Four local professional boxers are expected to fight in Namibia at the end of next month. Bidding to improve their records, the four boxers, who are under the Bond Promotions, will take on their Namibian counterparts on the 30th of November. Speaking in an interview, promoter Bond Ngubula of Bond Promotions said the boxers will be going to fight at the invitation of the Namibians.
“What we did is as the promoter, I sent the names of boxers under my stable to promoters in different countries like Namibia and South Africa so that when they have fights they invite my boxers. That is how the Namibians got the names and invited us over,” Ngubula said.
According to Ngubula, the four boxers selected by the Namibians to fight are Peter Pelane, Tefo Letshikgwane, Gomotsang Gaasite and Moabi Mothiba. While the trio of Letshikgwane, Gaasite and Mothiba, who are former national team amateur boxers will fight four rounds each, the less known Pelane will fight six rounds.
“Of the quartet, Pelane, by virtue of having fought in at least six professional bouts is the most experienced, hence he is fighting in a six rounds bout. The other three are new to professional boxing and thus they will fight bouts of four rounds each,” Ngubula explained.
According to the promoter, Pelane, who started his professional career while studying in South Africa, will take on Japhet Utoni in the Fly Weight (50.8 kg) category while Letshikgwane will fight Johannes Baluka Simon in the bantam weight (53.5 kg) category. Gaasite on the other hand will take on Emmanuel Mungandjela in the junior Welter Weight (63.5kg) category while Mothiba will face off against Mike Shonena.
With professional boxing still in its infancy, Ngubula said the aim of the fights is to help local boxers build repute and records so as to eventually put them on line to compete with the best.
“At this moment, we are not thinking of title fights or anything similar. All we need is for our boxers to have as many fights and we will maybe consider trying for continental titles after they have had at least 15 professional fights,” Ngubula said. He said it may even take at least three years before Botswana’s new professional boxers can consider the title fights.

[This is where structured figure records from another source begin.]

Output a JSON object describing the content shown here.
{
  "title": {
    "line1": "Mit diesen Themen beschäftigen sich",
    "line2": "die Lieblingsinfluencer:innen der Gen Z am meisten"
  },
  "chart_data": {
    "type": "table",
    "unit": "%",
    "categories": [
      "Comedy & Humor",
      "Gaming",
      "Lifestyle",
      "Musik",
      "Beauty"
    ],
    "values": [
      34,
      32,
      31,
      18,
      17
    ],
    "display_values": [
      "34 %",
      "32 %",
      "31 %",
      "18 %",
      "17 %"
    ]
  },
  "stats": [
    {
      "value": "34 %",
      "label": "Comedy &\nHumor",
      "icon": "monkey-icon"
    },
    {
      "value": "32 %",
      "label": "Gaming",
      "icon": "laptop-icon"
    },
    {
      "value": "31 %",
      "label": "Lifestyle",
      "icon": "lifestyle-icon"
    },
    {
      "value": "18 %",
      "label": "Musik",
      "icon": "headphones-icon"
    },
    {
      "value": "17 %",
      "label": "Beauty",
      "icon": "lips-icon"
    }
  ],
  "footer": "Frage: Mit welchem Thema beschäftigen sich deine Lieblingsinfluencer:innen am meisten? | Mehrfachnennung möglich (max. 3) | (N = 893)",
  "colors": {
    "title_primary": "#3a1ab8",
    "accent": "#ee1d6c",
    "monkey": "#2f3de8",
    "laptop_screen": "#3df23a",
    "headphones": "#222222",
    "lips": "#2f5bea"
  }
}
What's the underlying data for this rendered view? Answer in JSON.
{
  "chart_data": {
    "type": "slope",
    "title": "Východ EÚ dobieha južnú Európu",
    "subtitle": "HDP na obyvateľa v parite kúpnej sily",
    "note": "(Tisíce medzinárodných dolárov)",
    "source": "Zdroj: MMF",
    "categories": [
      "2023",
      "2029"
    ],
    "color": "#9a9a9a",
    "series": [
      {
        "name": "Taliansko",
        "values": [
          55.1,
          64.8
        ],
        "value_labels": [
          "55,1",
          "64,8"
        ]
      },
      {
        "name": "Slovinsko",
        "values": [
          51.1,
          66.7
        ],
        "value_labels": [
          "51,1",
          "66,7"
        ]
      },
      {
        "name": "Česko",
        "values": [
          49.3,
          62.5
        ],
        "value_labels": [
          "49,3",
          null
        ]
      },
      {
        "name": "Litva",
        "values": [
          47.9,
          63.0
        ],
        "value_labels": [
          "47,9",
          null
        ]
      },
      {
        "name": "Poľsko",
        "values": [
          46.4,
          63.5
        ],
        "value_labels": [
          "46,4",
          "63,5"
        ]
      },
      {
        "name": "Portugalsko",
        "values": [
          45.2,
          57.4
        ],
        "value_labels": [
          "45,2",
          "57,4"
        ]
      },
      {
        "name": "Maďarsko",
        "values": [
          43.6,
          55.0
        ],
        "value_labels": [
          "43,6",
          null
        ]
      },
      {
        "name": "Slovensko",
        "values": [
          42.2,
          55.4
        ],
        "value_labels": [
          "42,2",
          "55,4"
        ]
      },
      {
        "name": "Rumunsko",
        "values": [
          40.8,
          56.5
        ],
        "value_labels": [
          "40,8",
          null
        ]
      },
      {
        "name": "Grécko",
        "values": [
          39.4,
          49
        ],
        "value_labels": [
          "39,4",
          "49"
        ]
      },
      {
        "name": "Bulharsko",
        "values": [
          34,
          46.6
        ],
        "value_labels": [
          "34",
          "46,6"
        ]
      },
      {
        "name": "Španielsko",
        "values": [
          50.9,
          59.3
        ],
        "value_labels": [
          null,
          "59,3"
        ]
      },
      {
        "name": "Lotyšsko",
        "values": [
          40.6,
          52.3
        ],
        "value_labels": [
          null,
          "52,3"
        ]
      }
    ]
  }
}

In a bid to accelerate the development of the local boxers, the local promoter said if possible, he would have liked to see a professional tournament held every second month in the coming year.
“My wish is to have each and every of the boxers in my stable to have at least four fights per year. Unfortunately, this is not possible as there are not many promoters locally who can help arrange for such tournaments,” he explained.
Ngubula said having many promoters would go a long way in advancing the course of professional boxing as it would create much needed competition.